Biodiversität im Unternehmen: Keine Frage der Größe oder Berichtspflicht

Ihr Unternehmen ist als KMU nicht zum CSRD-Reporting verpflichtet. Sie müssen also keine Informationen zur Auswirkung auf die Biodiversität offenlegen. Was bringt Ihr Engagement aus unternehmerischer Sicht?

Betriebswirtschaftlich hat es keinen Einfluss. Auch wenn die Biodiversität positiv auf unser Image einzahlt, die Maschinen müssen verkauft werden und sie müssen laufen. Dabei hilft uns leider auch kein noch so schöner Insektenvorgarten. Stand heute ist es sogar eher ein Wettbewerbsnachteil, weil man sich um Biodiversität kümmern und Zeit sowie Geld investieren muss. Als kleine Firma haben wir keinen Nachhaltigkeitsbeauftragten, also fällt das in mein Ressort. Nichtsdestotrotz finde ich es wichtig und richtig, die Biodiversität auch als Firma zu fördern, unabhängig von der Unternehmensgröße oder einer Reportingpflicht.

Wie messen oder bewerten Sie die Erfolge Ihrer Maßnahmen?
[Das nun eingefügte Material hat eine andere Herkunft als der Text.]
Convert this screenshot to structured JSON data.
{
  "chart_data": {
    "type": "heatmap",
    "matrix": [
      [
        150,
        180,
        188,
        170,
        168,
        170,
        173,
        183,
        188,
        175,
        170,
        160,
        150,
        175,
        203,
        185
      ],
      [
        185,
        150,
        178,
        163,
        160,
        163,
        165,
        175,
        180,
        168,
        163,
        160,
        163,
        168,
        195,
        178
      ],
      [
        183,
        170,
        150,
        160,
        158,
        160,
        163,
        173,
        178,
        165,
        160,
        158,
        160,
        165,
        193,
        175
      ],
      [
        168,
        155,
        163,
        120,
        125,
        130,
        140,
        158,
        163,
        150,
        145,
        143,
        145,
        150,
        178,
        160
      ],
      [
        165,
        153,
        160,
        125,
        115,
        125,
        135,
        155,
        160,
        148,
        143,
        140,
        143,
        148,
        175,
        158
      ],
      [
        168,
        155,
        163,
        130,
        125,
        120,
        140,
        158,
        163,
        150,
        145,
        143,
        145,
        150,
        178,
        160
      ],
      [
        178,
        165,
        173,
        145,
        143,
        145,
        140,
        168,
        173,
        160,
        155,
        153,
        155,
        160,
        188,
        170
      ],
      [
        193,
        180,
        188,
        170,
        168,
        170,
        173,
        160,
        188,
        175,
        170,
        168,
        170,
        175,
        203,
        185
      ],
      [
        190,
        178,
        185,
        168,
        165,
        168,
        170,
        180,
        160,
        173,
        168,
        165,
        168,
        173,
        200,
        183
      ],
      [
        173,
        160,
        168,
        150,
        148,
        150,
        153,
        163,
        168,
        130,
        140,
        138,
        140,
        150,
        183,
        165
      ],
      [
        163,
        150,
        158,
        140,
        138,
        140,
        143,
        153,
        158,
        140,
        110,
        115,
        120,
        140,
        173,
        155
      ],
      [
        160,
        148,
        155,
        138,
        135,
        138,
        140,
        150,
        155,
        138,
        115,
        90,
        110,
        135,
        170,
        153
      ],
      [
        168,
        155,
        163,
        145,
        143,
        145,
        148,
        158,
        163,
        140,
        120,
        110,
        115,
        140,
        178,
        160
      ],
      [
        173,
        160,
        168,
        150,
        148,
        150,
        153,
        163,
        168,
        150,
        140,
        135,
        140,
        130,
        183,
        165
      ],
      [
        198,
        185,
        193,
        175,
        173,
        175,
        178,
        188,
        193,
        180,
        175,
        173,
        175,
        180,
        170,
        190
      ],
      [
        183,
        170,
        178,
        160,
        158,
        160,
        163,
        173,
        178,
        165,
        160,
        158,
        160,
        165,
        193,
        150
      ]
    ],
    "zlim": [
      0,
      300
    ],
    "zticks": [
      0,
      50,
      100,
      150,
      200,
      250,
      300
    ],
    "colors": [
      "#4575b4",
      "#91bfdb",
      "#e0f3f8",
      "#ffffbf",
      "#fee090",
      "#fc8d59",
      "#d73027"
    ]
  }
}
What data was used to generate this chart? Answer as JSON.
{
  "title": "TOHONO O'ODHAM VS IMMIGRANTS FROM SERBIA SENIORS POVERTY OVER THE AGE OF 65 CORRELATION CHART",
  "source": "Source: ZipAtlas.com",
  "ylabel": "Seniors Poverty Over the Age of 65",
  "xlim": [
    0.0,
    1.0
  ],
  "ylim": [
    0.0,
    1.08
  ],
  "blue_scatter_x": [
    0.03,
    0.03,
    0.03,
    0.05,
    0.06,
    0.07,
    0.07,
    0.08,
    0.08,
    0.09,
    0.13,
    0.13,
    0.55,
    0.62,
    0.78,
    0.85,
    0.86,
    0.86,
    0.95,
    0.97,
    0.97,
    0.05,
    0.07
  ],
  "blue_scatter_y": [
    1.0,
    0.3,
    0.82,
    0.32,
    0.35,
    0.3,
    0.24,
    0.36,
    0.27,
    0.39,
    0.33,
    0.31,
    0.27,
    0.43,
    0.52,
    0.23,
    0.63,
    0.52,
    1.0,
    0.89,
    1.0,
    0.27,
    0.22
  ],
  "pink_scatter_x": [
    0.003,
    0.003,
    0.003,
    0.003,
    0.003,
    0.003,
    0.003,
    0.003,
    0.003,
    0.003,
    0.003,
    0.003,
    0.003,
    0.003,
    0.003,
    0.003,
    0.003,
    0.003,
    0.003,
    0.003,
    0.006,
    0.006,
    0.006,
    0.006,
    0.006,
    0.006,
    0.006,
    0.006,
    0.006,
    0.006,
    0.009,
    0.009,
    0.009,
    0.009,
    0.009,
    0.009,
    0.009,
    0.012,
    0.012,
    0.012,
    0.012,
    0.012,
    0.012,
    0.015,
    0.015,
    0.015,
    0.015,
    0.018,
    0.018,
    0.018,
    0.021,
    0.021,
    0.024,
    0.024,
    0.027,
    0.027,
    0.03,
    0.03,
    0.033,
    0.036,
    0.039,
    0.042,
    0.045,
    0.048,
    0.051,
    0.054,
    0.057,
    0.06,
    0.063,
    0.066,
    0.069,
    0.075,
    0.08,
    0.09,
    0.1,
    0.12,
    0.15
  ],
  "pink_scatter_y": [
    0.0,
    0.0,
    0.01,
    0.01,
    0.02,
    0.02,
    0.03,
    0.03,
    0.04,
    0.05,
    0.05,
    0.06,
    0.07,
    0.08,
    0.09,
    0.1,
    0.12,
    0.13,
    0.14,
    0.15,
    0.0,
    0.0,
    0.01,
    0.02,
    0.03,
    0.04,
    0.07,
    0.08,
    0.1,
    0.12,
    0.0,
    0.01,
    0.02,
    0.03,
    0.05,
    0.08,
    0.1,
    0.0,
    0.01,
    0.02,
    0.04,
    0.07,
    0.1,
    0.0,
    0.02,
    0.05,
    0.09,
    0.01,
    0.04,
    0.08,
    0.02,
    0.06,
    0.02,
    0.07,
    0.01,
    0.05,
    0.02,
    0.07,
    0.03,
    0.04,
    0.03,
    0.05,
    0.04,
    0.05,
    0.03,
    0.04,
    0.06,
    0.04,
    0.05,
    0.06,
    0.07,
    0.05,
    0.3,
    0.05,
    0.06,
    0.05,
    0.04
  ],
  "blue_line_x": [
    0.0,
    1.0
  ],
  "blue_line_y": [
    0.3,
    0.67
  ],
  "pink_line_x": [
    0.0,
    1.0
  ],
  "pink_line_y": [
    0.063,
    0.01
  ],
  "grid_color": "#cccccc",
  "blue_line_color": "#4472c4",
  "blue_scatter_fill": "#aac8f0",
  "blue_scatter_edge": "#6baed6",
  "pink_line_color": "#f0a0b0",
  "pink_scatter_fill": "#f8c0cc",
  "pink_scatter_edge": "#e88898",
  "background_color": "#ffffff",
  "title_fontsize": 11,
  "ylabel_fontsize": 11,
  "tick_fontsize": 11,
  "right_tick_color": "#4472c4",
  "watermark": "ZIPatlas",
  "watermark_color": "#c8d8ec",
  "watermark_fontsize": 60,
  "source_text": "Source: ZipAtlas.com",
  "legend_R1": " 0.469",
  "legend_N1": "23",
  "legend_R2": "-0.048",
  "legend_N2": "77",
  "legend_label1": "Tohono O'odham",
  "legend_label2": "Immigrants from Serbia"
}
Wir sind GWÖ zertifiziert und haben somit eine nachvollziehbare Leistung erbracht. Das Problem ist, dass es neben dieser Zertifizierung für Gemeinwohl-Ökonomie viele weitere Zertifizierungen gibt und für Außenstehende oft unklar ist, welche Zertifizierung wofür steht und welche überhaupt miteinander vergleichbar sind. Dadurch sind die Bewertungen von Biodiversitätsbestrebungen momentan noch etwas unübersichtlich.
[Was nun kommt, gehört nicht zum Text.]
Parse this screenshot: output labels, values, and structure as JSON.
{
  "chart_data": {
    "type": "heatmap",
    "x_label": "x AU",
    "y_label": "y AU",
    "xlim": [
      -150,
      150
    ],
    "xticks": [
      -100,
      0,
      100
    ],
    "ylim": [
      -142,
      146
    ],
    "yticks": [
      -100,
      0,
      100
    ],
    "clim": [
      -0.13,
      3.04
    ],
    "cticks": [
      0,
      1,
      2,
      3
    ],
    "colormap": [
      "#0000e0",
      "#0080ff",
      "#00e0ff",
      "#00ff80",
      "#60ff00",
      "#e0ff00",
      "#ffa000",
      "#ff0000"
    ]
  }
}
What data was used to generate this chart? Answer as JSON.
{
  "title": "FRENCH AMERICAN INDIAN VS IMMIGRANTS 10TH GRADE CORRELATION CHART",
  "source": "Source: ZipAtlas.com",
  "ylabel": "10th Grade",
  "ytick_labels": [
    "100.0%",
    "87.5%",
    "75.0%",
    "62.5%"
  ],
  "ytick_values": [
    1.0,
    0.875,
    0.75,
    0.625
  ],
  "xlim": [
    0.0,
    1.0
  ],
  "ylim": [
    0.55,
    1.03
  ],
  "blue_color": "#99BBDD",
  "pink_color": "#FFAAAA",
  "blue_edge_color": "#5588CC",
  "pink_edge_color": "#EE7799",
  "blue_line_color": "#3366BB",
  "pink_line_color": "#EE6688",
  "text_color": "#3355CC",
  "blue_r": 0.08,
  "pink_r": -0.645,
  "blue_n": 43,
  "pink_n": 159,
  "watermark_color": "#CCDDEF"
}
Was sind die nächsten Projekte?

Ich möchte auf dem gemeinsamen Firmengelände eine Fassaden-Begrünung mit schnell wachsenden Kletterpflanzen initiieren. Diese Pflanzen können einerseits das Gebäude besser verschatten und andererseits Lebensraum für Vögel und Insekten bieten. Dazu stimmen wir uns mit den Klima-Scouts unserer Partnerfirma ab, in deren Gebäude wir uns eingemietet haben. Wir werden mit unseren Biodiversitäts-Maßnahmen also nicht nur weiter in die Fläche, sondern künftig auch in die Höhe gehen.
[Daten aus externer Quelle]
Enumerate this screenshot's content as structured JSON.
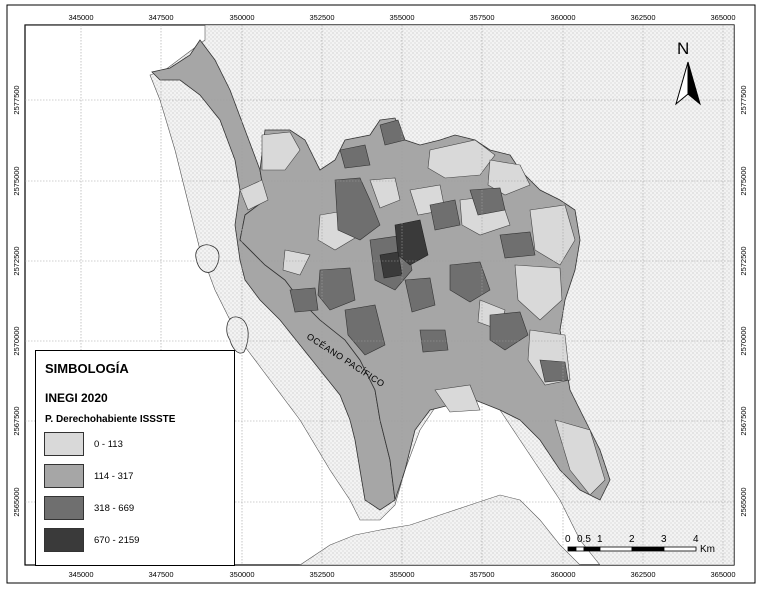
{
  "map": {
    "x_ticks": [
      "345000",
      "347500",
      "350000",
      "352500",
      "355000",
      "357500",
      "360000",
      "362500",
      "365000"
    ],
    "y_ticks": [
      "2577500",
      "2575000",
      "2572500",
      "2570000",
      "2567500",
      "2565000"
    ],
    "ocean_label": "OCÉANO PACÍFICO",
    "north_label": "N",
    "scale": {
      "ticks": [
        "0",
        "0.5",
        "1",
        "2",
        "3",
        "4"
      ],
      "unit": "Km"
    }
  },
  "legend": {
    "title": "SIMBOLOGÍA",
    "subtitle": "INEGI 2020",
    "variable": "P. Derechohabiente ISSSTE",
    "classes": [
      {
        "label": "0 - 113",
        "color": "#d9d9d9"
      },
      {
        "label": "114 - 317",
        "color": "#a6a6a6"
      },
      {
        "label": "318 - 669",
        "color": "#6f6f6f"
      },
      {
        "label": "670 - 2159",
        "color": "#3a3a3a"
      }
    ]
  },
  "colors": {
    "land": "#ececec",
    "sea": "#ffffff",
    "stipple": "#c8c8c8",
    "grid": "#9a9a9a"
  }
}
Welche Rolle wird Biodiversität Ihrer Meinung nach für Firmen künftig spielen?

Biodiversität zu fördern, macht ein Unternehmen als Arbeitgeber attraktiv. Davon bin ich überzeugt. Mit einer solchen Unternehmensstrategie erreicht man vor allem die jüngere Generation. Wir können ihnen sagen, wir sind noch nicht perfekt, aber wir haben einen Ansatz. Somit kann die Biodiversitätsstrategie einer Firma künftig sogar zu einem wettbewerbsentscheidenden Faktor werden. Noch befinden wir uns aber ganz am Anfang dieses Weges.